Smart family for smart generation
Kita sudah melaksanakan proses pembelajaran dari rumah selama dua bulan. Observasi yang dilakukan orang tua pasti sudah lebih detail dan menyeluruh. Mengenal potensi anak, mengenal sudut pandang anak pada sebuah peritiwa, serta memahami tipe dan cara belajar yang nyaman buat anak.
Dalam dunia psikologi, waktu dua bulan cukup standar untuk melihat konsistensi perilaku seseorang. Jika pada masa anak-anak lebih banyak waktu belajar berada di sekolah, hal-hal kecil dari anak kadang belum terobservasi sepenuhnya. Maka dua bulan kemarin, saat orang tua kembali menerima amanah proses pendidikan sepenuhnya di rumah, pasti sudah memiliki sudut pandang yang berbeda atas diri anak-anaknya.

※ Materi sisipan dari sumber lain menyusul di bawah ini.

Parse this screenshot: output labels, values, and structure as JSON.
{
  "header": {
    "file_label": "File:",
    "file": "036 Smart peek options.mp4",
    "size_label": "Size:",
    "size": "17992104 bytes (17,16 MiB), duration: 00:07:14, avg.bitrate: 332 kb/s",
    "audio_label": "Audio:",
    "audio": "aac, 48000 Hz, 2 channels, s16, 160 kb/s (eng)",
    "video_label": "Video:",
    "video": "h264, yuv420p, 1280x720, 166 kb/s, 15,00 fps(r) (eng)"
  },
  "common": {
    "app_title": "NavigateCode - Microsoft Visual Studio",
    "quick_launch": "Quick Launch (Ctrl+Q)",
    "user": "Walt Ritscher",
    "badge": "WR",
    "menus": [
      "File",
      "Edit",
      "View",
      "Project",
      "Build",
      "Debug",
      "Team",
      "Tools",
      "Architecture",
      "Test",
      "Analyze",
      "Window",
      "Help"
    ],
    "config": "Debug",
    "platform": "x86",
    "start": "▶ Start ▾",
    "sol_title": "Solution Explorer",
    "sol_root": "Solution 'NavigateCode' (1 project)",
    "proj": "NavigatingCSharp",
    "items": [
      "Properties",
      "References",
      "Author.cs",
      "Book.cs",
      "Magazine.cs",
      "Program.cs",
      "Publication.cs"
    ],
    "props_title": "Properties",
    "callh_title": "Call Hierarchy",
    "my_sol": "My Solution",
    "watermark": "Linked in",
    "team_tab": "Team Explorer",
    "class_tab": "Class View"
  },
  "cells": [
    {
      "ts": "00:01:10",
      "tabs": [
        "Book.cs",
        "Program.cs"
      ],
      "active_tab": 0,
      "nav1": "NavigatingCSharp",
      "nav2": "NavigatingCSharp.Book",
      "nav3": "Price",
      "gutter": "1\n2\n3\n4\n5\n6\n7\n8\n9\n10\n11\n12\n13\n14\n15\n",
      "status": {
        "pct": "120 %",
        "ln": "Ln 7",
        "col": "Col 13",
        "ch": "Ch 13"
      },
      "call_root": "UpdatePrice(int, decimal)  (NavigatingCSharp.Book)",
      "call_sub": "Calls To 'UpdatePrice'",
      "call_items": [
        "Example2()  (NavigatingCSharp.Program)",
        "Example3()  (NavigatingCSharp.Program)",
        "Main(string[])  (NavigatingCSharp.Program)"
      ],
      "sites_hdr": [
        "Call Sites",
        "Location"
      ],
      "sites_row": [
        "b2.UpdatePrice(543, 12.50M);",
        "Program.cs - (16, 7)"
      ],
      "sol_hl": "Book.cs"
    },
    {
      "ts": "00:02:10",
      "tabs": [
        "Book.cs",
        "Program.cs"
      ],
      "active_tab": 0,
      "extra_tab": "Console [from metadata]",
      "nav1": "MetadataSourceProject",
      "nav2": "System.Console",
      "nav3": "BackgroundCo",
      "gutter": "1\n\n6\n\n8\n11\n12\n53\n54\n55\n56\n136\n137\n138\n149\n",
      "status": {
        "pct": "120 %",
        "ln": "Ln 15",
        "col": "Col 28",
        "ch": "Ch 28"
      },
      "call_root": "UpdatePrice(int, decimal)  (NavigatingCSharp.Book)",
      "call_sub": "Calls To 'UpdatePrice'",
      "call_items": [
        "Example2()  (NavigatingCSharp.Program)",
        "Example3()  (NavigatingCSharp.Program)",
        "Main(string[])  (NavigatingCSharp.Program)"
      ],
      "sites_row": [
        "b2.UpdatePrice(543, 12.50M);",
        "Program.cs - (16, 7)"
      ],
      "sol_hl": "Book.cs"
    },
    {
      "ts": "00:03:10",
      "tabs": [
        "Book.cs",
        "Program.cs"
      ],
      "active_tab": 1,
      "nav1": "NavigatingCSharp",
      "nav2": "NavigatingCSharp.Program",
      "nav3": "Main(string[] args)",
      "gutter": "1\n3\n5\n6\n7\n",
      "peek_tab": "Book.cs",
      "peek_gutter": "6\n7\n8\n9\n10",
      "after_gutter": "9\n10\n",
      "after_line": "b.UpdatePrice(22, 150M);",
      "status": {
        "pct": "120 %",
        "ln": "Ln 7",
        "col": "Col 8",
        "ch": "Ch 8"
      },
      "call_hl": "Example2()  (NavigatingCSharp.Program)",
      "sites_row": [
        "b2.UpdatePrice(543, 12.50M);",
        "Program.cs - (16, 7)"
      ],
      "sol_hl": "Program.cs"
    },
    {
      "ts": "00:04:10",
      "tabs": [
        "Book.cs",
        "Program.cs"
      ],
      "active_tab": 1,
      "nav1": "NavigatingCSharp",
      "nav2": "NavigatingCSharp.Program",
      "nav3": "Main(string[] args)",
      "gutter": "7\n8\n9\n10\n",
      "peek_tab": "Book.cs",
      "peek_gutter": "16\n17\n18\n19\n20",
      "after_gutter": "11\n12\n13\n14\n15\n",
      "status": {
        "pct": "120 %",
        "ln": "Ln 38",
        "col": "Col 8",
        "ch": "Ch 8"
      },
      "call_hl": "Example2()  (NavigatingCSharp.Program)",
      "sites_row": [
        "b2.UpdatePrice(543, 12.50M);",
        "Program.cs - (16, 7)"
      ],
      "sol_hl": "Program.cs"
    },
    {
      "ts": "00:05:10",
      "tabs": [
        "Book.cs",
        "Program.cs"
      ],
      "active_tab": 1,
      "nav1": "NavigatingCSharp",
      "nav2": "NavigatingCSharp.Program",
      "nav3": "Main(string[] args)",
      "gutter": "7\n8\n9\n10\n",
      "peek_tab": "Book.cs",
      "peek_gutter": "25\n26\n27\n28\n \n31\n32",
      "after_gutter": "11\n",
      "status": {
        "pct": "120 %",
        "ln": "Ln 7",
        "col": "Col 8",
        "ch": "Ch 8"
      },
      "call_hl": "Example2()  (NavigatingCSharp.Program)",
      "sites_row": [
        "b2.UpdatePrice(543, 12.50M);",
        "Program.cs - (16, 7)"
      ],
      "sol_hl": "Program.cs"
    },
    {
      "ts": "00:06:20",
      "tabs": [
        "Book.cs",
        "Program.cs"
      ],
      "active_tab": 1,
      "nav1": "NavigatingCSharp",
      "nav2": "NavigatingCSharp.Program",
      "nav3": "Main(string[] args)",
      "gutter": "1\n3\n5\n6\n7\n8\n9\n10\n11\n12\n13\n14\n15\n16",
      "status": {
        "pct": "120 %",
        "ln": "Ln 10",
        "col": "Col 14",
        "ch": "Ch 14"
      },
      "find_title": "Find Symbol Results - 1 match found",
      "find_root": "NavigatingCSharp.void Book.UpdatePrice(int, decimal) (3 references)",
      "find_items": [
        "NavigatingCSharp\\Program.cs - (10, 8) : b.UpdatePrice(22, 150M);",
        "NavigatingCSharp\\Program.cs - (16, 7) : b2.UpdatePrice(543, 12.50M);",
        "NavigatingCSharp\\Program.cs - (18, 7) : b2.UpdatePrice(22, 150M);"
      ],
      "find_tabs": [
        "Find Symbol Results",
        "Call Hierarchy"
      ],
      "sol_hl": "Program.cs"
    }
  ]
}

Berbekal hasil observasi selama dua bulan, bisa saja terjadi desain model pembelajaran antara rumah dan sekolah berbeda bahkan sangat berbeda.
“Jangan khawatir!” Yang terpenting target pembelajaran sama-sama terpenuhi, “sesuai dengan kemampuan anak.”
Yang perlu kita perhatikan adalah, jangan sampai kita meminta anak melakukan sesuai dengan persepsi kita. Hal ini akan menyiksa dua pihak, anak dan orang tua. Akhirnya, bukan suasana menyenangkan yang akan terjadi selama belajar di rumah. Bahkan, bisa jadi orang tua akan merasa anak melakukan “pembangkangan.” Naudzubillah.
Tips yang bisa kita coba dalam menghadapi pendidikan pasca pandemi di rumah adalah;
- Pastikan kurikulum keluarga masih berlanjut, meski anak nanti “harus” sekolah, konsep pendidikan selama dua bulan lalu tetap dijalankan dengan modifikasi tentunya.
- Tetap mengutamakan kegiatan yang memandirikan dan melatih tanggung jawab (sesuai usia). Misalnya, cuci baju khusus hari Senin, menyapu halaman sesuai jadwal kesepakatan, dan lainnya.
- Mendukung perkembangan potensi anak dengan sarana yang ada di rumah. Selama dua bulan belajar di rumah, anak akan terlihat memilih kegiatan sesuai dengan kecenderungan hobby atau kecerdasan yang ia miliki. Orang tua perlu menjadi partner dan fasilitator agar anak bisa mengembangkan potensi yang ada dalam dirinya.
- Menjalankan protokol kesehatan itu tentu menjadi utama.
Applied curriculum design
Fase adaptif sudah sama-sama dilalui sekolah dan orang tua, desain pembelajaran yang tidak biasa sudah dirasakan. Maka untuk menghadapi era pendidikan gaya baru, orang tua dan guru harus ramah dengan perkembangan teknologi saat ini. Minimal bisa menggunakan platform media yang sesuai kebutuhan prose pembelajaran.
Untuk apa mendesain kurikulum yang kita rasa terbaik, tapi tidak berdampak pada kebutuhan hidup generasi?
Ragam profesi saat ini tidak pernah kita pikirkan sebelumnya. Mempromosikan produk kita, juga dilakukan dengan cara yang sekian tahun lalu tidak pernah terlintas dalam pikiran kita. Dengan satu jari, tekan kata upload dalam hitungan detik promosi produk kita sudah bisa dilihat sekian ratus orang.
Nah, apa yang salah dengan perubahan? Yang perlu berubah adalah pola pikir kita. Yang perlu diperkaya adalah pengetahuan kita. Dan yang perlu diubah adalah cara kita menjalankan kurikulum yang saat ini tidak bisa dibatasi ruang dan waktu.
Maka, mari kita berpikir cerdas untuk mengubah kurikulum teoritik menjadi kurikulum terapan. Jadikan rumah dan sekolah sebagai area kehidupan nyata.
Pelajari matematika melalui pengeluaran uang belanja, pelajari kandungan gizi pada menu yang di rumah, lakukan kepedulian di lingkungan terdekat, gunakan seluruh media untuk membuka ruang literasi yang lebih lebar. Dan yang terpenting, bagaimana anak-anak menikmati pembelajaran spiritual melalui seluruh yang tersaji di sekitarnya. Karena itulah puncak ilmu yang bersanding dengan ketauhidan pada Tuhan YME.